Kaum hat der Organismus der Krankenhauslandschaft diese Attacke erkannt, ist absehbar, dass sich das Virus in Kürze erneut ungehindert replizieren könnte: diesmal durch die geplante Implementation von INZ’s. Geboren wurde diese Abkürzung, die für „Interdisziplinäre Notfallzentren“ steht, vom Sachverständigenrat im Herbst 2017 und bedeutet, dass es eine gemeinsame Anlaufstelle für alle (vertragsärztlich und stationär zu versorgenden) Patienten am Krankenhaus gibt. Diese werden je nach Krankheitsschwere in die vertragsärztliche oder stationäre Behandlung gebahnt.

Diese INZ’s werden nicht an jedem Krankenhaus mit Notaufnahme eingerichtet werden (können), schon deshalb, weil dies das vertragsärztliche System überfordern würde. Wenn man eine aus Dänemark importierte Maßzahl nutzen würde, bräuchte man ca. ein INZ / pro 250 000 Einwohner. Diese Relation zugrunde gelegt würden 320 Krankenhäuser diesen Mercedes der Notfallversorgung bekommen, also in etwas jedes vierte der ab 2018 noch zugelassenen Notfallkrankenhäuser.

Die Krankenhäuser mit INZ werden keine Probleme haben, ihre Fälle zu generieren, im Gegenteil: Sie würden noch mehr erhalten. Aber der Rest? Die Regierungsparteien haben das Sachverständigenmodell der INZ’s durch die Aufnahme in den Koalitionsvertrag geadelt – es ist also ein Versprechen der Politik, dass auch die zweite Stufe der Neuordnung der Notfallversorgung zünden soll. Auch hier gibt es fachlich wenig dagegen zu sagen, zumal die Krankenhäuser in der Vergangenheit bereits beredt geklagt haben, dass zu viele Patienten ihre Ambulanzen verstopfen, die eigentlich in die vertragsärztliche Behandlung gehören.
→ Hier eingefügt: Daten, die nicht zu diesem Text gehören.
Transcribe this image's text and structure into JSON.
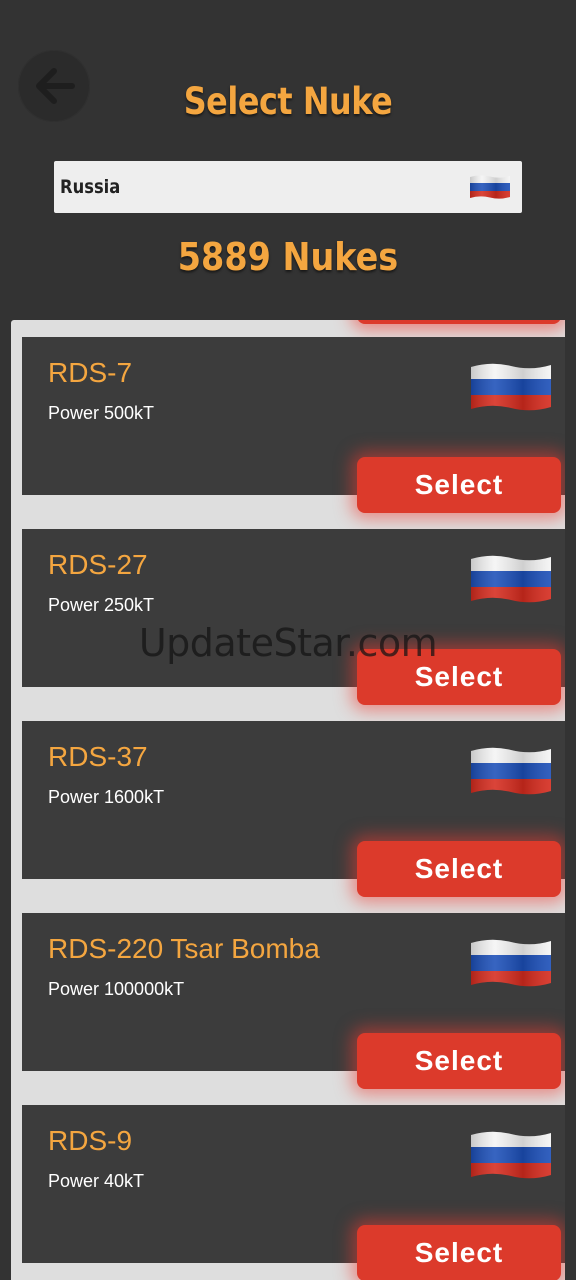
{
  "header": {
    "back_icon": "arrow-left-icon",
    "title": "Select Nuke"
  },
  "country_select": {
    "value": "Russia",
    "flag_icon": "russia-flag-icon"
  },
  "nuke_count": "5889 Nukes",
  "nukes": [
    {
      "name": "RDS-7",
      "power": "Power 500kT",
      "button": "Select"
    },
    {
      "name": "RDS-27",
      "power": "Power 250kT",
      "button": "Select"
    },
    {
      "name": "RDS-37",
      "power": "Power 1600kT",
      "button": "Select"
    },
    {
      "name": "RDS-220 Tsar Bomba",
      "power": "Power 100000kT",
      "button": "Select"
    },
    {
      "name": "RDS-9",
      "power": "Power 40kT",
      "button": "Select"
    }
  ],
  "watermark": "UpdateStar.com",
  "colors": {
    "background": "#333333",
    "card": "#3c3c3c",
    "accent": "#f4a640",
    "button": "#dc3a2b",
    "list_background": "#dedede"
  }
}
Spannend wird noch die Frage, wer darüber entscheiden soll, an welchem Haus ein INZ etabliert werden soll. Der Sachverständigenrat hatte die Planungsbehörden der Länder als eine Option vorgeschlagen. Dies macht Sinn, zumal einige Länder die Notfallversorgung bereits in ihrem Krankenhausplan ausweisen. Alternativ die Standortentscheidung der Selbstverwaltung, also dem Aushandlungsprozess zwischen Krankenhausgesellschaft und Krankenkassen zu überlassen, wird zu keiner Einigung führen können. Zu hoch ist der Druck der „Verliererkrankenhäuser“ auf ihre Krankenhausgesellschaften, dies zu verhindern. Natürlich ist den nicht berücksichtigten Krankenhäusern bewusst, was auf dem Spiel steht: ihr ökonomisches Überleben. Dabei reden wir nicht über bedarfsnotwendige Krankenhäuser in der Fläche, die eine gute Chance für ein INZ haben, sondern über Klein-Krankenhäuser in Ballungsgebieten, deren Notwendigkeit planerisch eh schon wackelig ist.

 

Bewusst oder Spontanmutation?

Man muss nicht Prophet sein, wenn man sich die Auswirkungen ausmalen will: Das Virus „Neuordnung der Notfallversorgung“ kann also letztendlich zu mehr Veränderungen in der Krankenhauslandschaft führen, als über die üblichen sonstigen Wege je erreicht werden kann.

Des Chronisten Höflichkeit verbietet es zu spekulieren, ob dieser Virus bewusst angesetzt wurde oder eher eine Spontanmutation darstellt. Man kann gespannt sein, ob antivirale Therapien entwickelt, eingesetzt oder wirksam werden. Bekanntlich ist das bei Viren nicht so einfach.